De même, la présence sur la station du Rudemont d'instruments en roches dures étrangères, non apportées par charriage dans le lit de la Moselle proche, peut, et selon nous, doit s'expliquer sans conteste par le double effet des progrès du peuplement et l'affermissement des relations d'échange entre tribus.
Nous reproduisons à ce sujet (pl. IIc) trois extrémités brisées d'instruments robustes attribuables à des pointes de lance et recueillis sur la station du Rudemont. L'allure " paléolithique " qu'ils manifestent peut s'expliquer très suffisamment par la structure intime des matières employées, car par ailleurs ils se réfèrent à un type d'arme courant au Néolithique et ne peuvent donc pas bénéficier des arguments que peuvent suggérer les " coups de poing " de quartz de la Grande Côte de Novéant. Car le " coup de poing ", lui, est un instrument spécifiquement paléolithique.
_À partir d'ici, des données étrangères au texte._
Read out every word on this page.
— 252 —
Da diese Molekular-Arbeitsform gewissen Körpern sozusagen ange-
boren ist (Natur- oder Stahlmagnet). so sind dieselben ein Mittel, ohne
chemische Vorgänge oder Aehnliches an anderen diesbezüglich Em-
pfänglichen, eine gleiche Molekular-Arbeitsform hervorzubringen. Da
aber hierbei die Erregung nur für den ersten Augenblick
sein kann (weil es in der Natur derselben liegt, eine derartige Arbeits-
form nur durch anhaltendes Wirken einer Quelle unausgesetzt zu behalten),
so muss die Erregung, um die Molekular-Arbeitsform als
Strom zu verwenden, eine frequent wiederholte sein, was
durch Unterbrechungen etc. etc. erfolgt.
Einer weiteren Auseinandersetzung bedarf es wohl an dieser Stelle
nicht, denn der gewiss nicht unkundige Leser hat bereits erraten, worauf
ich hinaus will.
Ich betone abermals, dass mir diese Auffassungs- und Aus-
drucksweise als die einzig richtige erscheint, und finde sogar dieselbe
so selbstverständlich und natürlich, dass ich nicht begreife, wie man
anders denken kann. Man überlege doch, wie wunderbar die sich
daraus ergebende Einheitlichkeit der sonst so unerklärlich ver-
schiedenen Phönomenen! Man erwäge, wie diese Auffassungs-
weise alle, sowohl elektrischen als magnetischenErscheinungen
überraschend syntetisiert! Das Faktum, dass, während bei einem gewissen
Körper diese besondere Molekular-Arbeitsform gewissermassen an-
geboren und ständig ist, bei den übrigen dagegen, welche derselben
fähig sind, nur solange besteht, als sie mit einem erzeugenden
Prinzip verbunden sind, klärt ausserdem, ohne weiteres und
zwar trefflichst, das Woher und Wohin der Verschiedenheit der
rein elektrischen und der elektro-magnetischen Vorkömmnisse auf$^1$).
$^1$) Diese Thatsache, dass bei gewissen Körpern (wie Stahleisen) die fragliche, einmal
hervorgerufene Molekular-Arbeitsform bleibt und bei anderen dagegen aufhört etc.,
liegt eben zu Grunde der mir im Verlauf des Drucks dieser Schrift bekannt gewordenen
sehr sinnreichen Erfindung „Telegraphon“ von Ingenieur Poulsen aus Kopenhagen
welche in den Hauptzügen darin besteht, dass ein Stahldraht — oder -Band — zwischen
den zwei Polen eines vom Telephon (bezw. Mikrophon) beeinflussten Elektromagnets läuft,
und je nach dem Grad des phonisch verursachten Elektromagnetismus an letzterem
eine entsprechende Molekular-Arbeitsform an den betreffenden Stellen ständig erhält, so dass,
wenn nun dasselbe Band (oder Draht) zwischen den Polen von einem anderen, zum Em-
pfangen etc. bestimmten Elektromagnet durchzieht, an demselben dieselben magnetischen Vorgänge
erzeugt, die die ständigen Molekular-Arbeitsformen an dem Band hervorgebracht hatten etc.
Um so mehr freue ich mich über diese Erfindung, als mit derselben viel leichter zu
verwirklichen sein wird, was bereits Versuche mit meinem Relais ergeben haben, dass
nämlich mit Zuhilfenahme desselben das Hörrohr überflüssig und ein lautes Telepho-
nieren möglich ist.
Et deux au moins des instruments de la Grande Côte sont bien des " coups de poing ".
Progrès du peuplement, accession à la sédentarité, affermissement des relations d'échange, ce sont là trois conditions qui nous semblent suggérer avec une force renouvelée cette idée que nos Néolithiques vivent les derniers temps des âges de la Pierre. Toutes les conditions semblent s'établir, qui serviront de préface à la découverte des métaux. Et plutôt qu'une procession générale et méthodique du fer succédant au cuivre, nous serions porté à admettre avec l'origine orientale des industries du cuivre et du bronze charriées jusqu'à la Lorraine par migrations restreintes ou relations d'échanges industriels, une origine toute régionale en quelque sorte des industries du fer primitives dont les vestiges sont découverts en Lorraine, à quelque six cents kilomètres à vol d'oiseau de la nécropole éponyme de Hallstatt (22).

 
 
 
 

(17) : (retour)

Op. cit., pp. 31-33, 35-36 = 37-39, 41-42.
(18) : (retour)
Op. cit., pp. 32-33 = 38-39.
(19) : (retour) Op. cit., pl. IV-V.
(20) : (retour)

" Je ne crois pas aux ateliers de taille en Lorraine, sauf sur certains points très peu nombreux où des couches de silex af fleurent, comme dans la Meuse aux environs de Saint-Mihiel...Il me paraît plus rationnel de croire que les instruments étaient ex-portés tout préparés... De telle sorte qu'on aurait pratiqué en Lorraine la retouche plutôt que la taille elle-même ". J. BEAUPRE. Les Etudes préhistoriques en Lorraine de 1889 à 1902 (Nancy, Crépin-Leblond, 1902), p. 14; cf. BELLARD, Op. cit., pp. 22-24 = 28-30.
J. Beaupré avait écrit précédemment, au sujet du Rudemont: " Il peut servir de station typique pour les établissements humains de cette époque situés en aval du confluent de la Moselle et de la Meurthe... La proportion entre les bonnes pièces et les éclats indéterminables est d'environ 1 sur 5, proportion remarquable qui, jointe à l'absence de percuteurs, exclut d'une façon absolue l'hypothèse d'un atelier de taille proprement dit. " (J. BEAUPRE. Note sur le Rud-Mont, pp. 123-125.)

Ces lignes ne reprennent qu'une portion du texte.